Thursday, January 29, 2026

Elder Marion D. Hanks, Part One - Yeats Slouching Toward...Faith?

 If you'd like to read Part Two, Part Three, Part Four or Part Five of this series, find the link and click.

The world is finally thawing, and I'm looking today at the talk,"Joy Through Christ" by Elder Marion D. Hanks. 

Elder Hanks has gifted us in this talk with a large number of literature and cultural references in his talk about finding joy, and where to best find it. I'm joyfully plowing through this one, and especially the poem today, one of my all-time favorites:

 

The Quote 

“Turning and turning in the widening gyre

The falcon cannot hear the falconer;

Things fall apart; the center cannot hold.

The best lack all conviction, while the worst

Are full of passionate intensity.”


Elder Hanks uses this segment of the poem to describe conditions in a world where people lack a stable center in their lives, and 'things fall apart' when there's no stable center.

I've experienced that. I daresay many, if not most, people have experienced that at one or more points in their lives. Anyone who's ever been online probably feels that last part, especially in our current political climate.

William Butler Yeats, the husband of my ninth cousin three times removed Bertha Georgie Hyde-Lees, left behind a profound body of work, full of symbolism that comes close to Biblical symbolism in some ways. Yeats is to be felt almost as much as he is to be read.

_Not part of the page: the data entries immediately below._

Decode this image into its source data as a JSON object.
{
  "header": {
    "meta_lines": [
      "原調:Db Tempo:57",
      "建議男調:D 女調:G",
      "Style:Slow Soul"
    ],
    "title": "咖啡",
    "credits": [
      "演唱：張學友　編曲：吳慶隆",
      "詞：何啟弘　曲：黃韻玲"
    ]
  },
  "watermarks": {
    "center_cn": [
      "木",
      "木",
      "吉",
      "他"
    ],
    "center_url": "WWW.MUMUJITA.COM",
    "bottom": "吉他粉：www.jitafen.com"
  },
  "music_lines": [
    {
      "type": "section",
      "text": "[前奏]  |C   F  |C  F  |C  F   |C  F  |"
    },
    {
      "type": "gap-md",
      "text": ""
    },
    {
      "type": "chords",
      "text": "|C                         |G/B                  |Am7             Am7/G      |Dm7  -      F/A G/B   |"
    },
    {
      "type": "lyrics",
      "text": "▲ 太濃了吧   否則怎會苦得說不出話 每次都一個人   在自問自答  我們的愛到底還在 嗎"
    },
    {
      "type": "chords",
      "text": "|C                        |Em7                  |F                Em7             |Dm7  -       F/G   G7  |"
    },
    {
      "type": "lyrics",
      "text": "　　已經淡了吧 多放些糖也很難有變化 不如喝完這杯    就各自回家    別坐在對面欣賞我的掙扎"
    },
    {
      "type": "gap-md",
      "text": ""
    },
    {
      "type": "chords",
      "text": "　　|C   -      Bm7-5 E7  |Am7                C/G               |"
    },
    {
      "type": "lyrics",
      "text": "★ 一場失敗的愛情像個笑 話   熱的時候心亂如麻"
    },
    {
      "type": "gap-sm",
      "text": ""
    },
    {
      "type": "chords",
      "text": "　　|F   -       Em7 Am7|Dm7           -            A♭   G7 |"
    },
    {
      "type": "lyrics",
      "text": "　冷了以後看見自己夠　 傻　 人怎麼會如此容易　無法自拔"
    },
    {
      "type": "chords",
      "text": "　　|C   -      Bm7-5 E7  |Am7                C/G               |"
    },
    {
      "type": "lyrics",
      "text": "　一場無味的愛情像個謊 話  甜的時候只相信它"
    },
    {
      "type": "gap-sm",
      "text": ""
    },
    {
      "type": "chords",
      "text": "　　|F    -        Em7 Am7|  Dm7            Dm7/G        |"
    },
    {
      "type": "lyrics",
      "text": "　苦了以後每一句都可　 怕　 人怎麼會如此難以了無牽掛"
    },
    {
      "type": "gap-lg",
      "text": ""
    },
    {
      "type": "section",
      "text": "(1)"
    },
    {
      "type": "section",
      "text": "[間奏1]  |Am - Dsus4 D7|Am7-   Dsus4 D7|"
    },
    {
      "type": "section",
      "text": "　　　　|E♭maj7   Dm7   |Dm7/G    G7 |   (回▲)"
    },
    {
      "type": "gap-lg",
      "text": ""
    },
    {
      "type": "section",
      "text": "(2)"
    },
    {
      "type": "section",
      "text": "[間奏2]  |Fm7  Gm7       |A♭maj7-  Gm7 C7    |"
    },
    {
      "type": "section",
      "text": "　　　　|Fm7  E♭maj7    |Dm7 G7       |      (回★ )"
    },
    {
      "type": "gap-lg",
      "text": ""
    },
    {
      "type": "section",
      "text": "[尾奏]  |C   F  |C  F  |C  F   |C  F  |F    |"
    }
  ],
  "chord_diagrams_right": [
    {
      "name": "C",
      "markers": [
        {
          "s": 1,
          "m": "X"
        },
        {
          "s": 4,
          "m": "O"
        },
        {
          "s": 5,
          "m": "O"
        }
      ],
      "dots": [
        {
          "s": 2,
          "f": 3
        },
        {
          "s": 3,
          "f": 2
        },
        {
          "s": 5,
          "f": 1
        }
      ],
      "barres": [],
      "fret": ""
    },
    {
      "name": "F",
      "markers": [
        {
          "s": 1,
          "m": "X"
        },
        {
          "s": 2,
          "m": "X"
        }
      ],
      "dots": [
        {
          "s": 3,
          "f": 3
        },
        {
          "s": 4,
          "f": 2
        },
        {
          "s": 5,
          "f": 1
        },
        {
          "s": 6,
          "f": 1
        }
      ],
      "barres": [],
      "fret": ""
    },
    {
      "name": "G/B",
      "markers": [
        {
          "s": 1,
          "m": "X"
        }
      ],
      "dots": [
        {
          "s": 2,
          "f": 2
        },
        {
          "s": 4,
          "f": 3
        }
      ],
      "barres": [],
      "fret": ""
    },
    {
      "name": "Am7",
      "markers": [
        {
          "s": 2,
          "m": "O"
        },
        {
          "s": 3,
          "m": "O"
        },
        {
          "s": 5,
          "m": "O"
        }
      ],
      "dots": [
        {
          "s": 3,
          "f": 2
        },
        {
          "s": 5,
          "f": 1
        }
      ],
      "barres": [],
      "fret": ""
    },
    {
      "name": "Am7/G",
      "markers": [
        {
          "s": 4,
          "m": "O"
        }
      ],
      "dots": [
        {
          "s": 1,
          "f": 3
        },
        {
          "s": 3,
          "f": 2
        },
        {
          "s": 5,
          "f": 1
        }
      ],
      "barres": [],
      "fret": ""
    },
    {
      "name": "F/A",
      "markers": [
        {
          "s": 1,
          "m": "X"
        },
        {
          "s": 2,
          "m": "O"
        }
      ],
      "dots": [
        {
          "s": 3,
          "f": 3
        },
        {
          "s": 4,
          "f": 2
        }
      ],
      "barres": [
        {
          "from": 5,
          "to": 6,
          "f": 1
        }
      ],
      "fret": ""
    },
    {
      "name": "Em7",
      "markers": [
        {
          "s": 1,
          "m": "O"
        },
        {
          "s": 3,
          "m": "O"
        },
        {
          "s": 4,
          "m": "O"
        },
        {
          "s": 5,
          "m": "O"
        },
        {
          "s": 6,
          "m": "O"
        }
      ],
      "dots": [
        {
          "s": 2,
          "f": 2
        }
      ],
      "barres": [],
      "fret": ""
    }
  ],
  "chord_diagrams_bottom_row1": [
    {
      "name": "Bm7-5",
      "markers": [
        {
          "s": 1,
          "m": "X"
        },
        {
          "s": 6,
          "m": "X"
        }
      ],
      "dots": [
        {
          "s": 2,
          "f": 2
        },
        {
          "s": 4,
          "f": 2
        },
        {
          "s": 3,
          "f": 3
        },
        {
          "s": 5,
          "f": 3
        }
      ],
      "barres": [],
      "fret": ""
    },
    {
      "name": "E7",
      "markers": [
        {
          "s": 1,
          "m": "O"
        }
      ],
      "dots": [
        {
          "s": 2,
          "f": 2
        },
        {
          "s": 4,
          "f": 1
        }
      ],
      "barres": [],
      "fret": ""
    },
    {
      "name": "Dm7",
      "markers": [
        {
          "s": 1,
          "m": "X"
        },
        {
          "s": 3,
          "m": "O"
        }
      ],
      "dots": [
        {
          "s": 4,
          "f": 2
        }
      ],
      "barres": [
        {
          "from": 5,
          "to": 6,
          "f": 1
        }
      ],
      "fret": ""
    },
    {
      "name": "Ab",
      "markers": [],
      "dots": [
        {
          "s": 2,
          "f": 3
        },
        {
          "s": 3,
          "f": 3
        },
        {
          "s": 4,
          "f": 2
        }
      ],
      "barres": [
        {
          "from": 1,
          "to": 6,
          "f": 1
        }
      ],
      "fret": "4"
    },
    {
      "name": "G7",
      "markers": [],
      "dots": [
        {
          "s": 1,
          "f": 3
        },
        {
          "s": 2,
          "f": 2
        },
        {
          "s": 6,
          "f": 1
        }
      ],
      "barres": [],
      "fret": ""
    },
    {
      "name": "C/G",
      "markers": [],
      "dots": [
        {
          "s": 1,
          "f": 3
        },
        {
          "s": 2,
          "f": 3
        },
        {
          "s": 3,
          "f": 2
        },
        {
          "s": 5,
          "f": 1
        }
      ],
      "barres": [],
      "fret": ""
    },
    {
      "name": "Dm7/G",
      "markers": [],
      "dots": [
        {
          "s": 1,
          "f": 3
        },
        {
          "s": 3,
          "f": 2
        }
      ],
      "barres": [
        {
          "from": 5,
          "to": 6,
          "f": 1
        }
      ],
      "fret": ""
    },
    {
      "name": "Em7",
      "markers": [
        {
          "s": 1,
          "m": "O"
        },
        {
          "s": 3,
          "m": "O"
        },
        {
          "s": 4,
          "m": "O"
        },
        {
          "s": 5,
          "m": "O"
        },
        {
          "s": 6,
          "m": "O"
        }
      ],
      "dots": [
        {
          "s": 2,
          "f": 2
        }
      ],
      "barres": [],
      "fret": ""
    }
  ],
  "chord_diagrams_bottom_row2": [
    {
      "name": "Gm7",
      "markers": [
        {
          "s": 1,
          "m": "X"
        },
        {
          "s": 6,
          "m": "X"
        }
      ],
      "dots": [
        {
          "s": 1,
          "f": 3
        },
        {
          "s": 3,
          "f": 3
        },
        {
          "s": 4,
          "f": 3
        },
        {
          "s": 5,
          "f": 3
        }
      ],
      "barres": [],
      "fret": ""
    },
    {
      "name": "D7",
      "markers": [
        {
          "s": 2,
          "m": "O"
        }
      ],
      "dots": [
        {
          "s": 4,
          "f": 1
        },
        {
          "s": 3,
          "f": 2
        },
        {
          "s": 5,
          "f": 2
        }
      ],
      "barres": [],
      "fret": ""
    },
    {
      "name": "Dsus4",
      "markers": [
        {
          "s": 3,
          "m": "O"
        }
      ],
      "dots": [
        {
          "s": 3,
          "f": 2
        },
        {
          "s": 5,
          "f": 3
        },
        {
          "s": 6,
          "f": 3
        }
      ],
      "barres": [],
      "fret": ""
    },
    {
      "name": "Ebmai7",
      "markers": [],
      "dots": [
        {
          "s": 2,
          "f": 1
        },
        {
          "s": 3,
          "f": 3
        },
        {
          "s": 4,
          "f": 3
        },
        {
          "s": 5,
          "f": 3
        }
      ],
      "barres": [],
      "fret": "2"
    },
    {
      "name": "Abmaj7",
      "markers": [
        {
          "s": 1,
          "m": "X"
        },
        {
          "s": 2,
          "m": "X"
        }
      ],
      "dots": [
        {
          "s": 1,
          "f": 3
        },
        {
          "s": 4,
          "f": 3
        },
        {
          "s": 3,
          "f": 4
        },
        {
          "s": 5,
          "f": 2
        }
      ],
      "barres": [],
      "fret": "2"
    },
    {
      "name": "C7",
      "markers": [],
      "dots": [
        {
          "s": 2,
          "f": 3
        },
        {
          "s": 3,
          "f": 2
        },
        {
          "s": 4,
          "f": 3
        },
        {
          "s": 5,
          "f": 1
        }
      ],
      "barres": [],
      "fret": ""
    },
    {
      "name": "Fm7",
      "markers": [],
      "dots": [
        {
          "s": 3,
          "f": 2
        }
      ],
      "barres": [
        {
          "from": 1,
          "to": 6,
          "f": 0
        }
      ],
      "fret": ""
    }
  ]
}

 Here in this quote above we have the falcon and the falconer - what I really love is the second stanza of this poem, The Second Coming. Honestly, I can only guess at his meaning, but I know what it resembles to my mind:

 


Surely some revelation is at hand;

Surely the Second Coming is at hand.
   
The Second Coming! Hardly are those words out  
 
When a vast image out of Spiritus Mundi
 
Troubles my sight: somewhere in sands of the desert 
  
A shape with lion body and the head of a man, 
  
A gaze blank and pitiless as the sun,  

Is moving its slow thighs, while all about it   

Reel shadows of the indignant desert birds.  
 
The darkness drops again; but now I know 
  
That twenty centuries of stony sleep

Were vexed to nightmare by a rocking cradle,   

And what rough beast, its hour come round at last, 
  
Slouches towards Bethlehem to be born?
 
 
 
A lot of what the world sees is different than what we see. Some of the words in this poem are defined differently by the world than those of us in the gospel will define them. We can often see and feel different things. 
 
That's okay. Sometimes poets and writers and singers and movie-makers arrive at insights not even they understand, but it gives me great insights nonetheless.
 
What insights do you get from this poem? Feel your insights first before looking for others - that's why I haven't given my opinion here, because I didn't want to taint yours with mine. But then, try looking up what others have experienced. We can get into quite a conversation about Yeats over the centuries.
 
Some of my other favorite poems of Yeats include "The Tower" and "The Stolen Child".